The day started with a short walk to the Shibuya train station so my sister and I could get our Japan Rail Pass that we would begin using the following week as we explored cities south of Tokyo by rail. I had purchased this pass weeks in advance and just had to trade the voucher in get the real pass.
We explored some of the shops in Shibuya, such as the famous Shibuya 109 men's department store that's right in front of Shibuya crossing. It was floors and floors of clothing stores.
Tokyo Station 東京駅, Marunouchi
We took the metro to the Tokyo Station stop to checkout one of the larger stations in Tokyo before walking to the famous Tokyo International Forum building. Tokyo Station was in more of a business district and felt much less populous compared to the previous shopping districts we had been exploring.
Tokyo International Forum
The Moscone Center of Tokyo, the International Forum is a general purpose conference hall used for various events. During our visit there was a large Hitachi conference taking place.
Imperial Palace Gardens
Then we went back to the Imperial Palace Gardens. It was closed the first time we tried to visit.
We took another train to checkout Shinjuku, home of the busiest train station and home to many business headquarters such as Subaru. But we came to Shinjuku for one main reason — to get a look at the 50-story Mode Gakuen Cocoon Tower. My sister Regina is an architect so this was a must-see.
Before leaving Shinjuku we tried to find a fast-food place called Kin no Kura Jr where you order izakaya-style Japanese pub food on a touch screen display (and all items are just ¥270) that we had heard so much about. Unfortunately we couldn't find it, so we ended up at MOS Burger for a quick bite.
Harajuku & Omotesandō
We didn't explore too much of Harajuku the last time we were in the area to we decided to head back and aimlessly wander around the many alleys. Without a doubt, Harajuku is the young fashion center of Tokyo. Lots of teenagers wearing eccentric outfits, notably girls dressed up as dolls.
Our stroll took us through Omotesandō to find some of the more elaborate retail buildings like the Omotesandō Prada and the Spiral building. In the middle of residential housing alleys we saw a small coffee kiosk called Omotesandō Koffee.

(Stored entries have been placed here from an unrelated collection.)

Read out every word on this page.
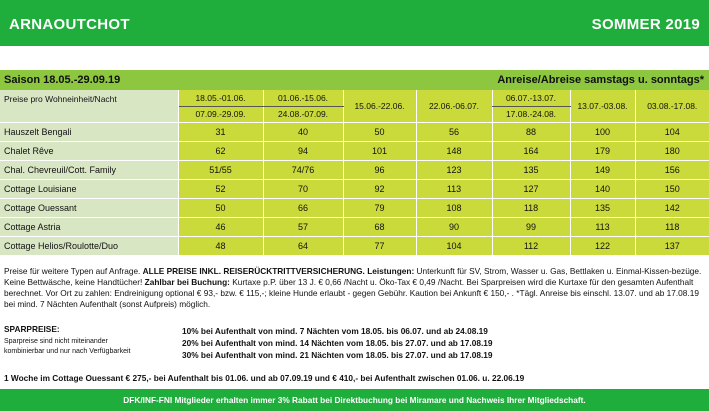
ARNAOUTCHOT	SOMMER 2019
Saison 18.05.-29.09.19	Anreise/Abreise samstags u. sonntags*
Preise pro Wohneinheit/Nacht	18.05.-01.06.	01.06.-15.06.	15.06.-22.06.	22.06.-06.07.	06.07.-13.07.	13.07.-03.08.	03.08.-17.08.
	07.09.-29.09.	24.08.-07.09.			17.08.-24.08.		
Hauszelt Bengali	31	40	50	56	88	100	104
Chalet Rêve	62	94	101	148	164	179	180
Chal. Chevreuil/Cott. Family	51/55	74/76	96	123	135	149	156
Cottage Louisiane	52	70	92	113	127	140	150
Cottage Ouessant	50	66	79	108	118	135	142
Cottage Astria	46	57	68	90	99	113	118
Cottage Helios/Roulotte/Duo	48	64	77	104	112	122	137
Preise für weitere Typen auf Anfrage. ALLE PREISE INKL. REISERÜCKTRITTVERSICHERUNG. Leistungen: Unterkunft für SV, Strom, Wasser u. Gas, Bettlaken u. Einmal-Kissen-bezüge. Keine Bettwäsche, keine Handtücher! Zahlbar bei Buchung: Kurtaxe p.P. über 13 J. € 0,66 /Nacht u. Öko-Tax € 0,49 /Nacht. Bei Sparpreisen wird die Kurtaxe für den gesamten Aufenthalt berechnet. Vor Ort zu zahlen: Endreinigung optional € 93,- bzw. € 115,-; kleine Hunde erlaubt - gegen Gebühr. Kaution bei Ankunft € 150,- . *Tägl. Anreise bis einschl. 13.07. und ab 17.08.19 bei mind. 7 Nächten Aufenthalt (sonst Aufpreis) möglich.
SPARPREISE:
Sparpreise sind nicht miteinander
kombinierbar und nur nach Verfügbarkeit
10% bei Aufenthalt von mind. 7 Nächten vom 18.05. bis 06.07. und ab 24.08.19
20% bei Aufenthalt von mind. 14 Nächten vom 18.05. bis 27.07. und ab 17.08.19
30% bei Aufenthalt von mind. 21 Nächten vom 18.05. bis 27.07. und ab 17.08.19
1 Woche im Cottage Ouessant € 275,- bei Aufenthalt bis 01.06. und ab 07.09.19 und € 410,- bei Aufenthalt zwischen 01.06. u. 22.06.19
DFK/INF-FNI Mitglieder erhalten immer 3% Rabatt bei Direktbuchung bei Miramare und Nachweis Ihrer Mitgliedschaft.
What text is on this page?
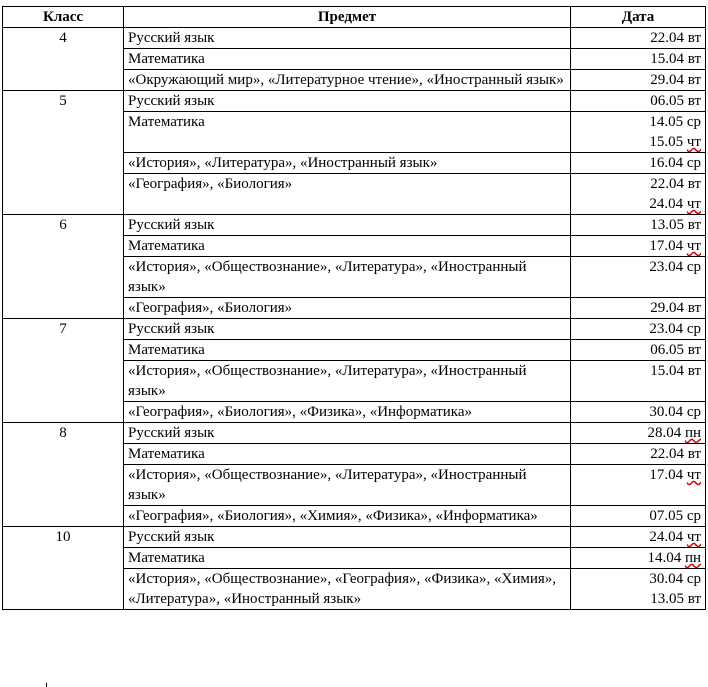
Класс	Предмет	Дата
4	Русский язык	22.04 вт

	Математика	15.04 вт

	«Окружающий мир», «Литературное чтение», «Иностранный язык»	29.04 вт

5	Русский язык	06.05 вт

	Математика	14.05 ср
15.05 чт

	«История», «Литература», «Иностранный язык»	16.04 ср

	«География», «Биология»	22.04 вт
24.04 чт

6	Русский язык	13.05 вт

	Математика	17.04 чт

	«История», «Обществознание», «Литература», «Иностранный язык»	23.04 ср

	«География», «Биология»	29.04 вт

7	Русский язык	23.04 ср

	Математика	06.05 вт

	«История», «Обществознание», «Литература», «Иностранный язык»	15.04 вт

	«География», «Биология», «Физика», «Информатика»	30.04 ср

8	Русский язык	28.04 пн

	Математика	22.04 вт

	«История», «Обществознание», «Литература», «Иностранный язык»	17.04 чт

	«География», «Биология», «Химия», «Физика», «Информатика»	07.05 ср

10	Русский язык	24.04 чт

	Математика	14.04 пн

	«История», «Обществознание», «География», «Физика», «Химия», «Литература», «Иностранный язык»	30.04 ср
13.05 вт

Even though it was seemingly hidden, at least a dozen people came through during our 15 minute break there. My cappuccino was top-notch.
Back at the Cerulean Hotel in Shibuya, Anand and I got a drink at the top floor hotel bar before all heading out to dinner at an izakaya style restaurant called Gonpachi. Another Gonpachi location (Roppongi) became famous after it was featured in the movie Kill Bill.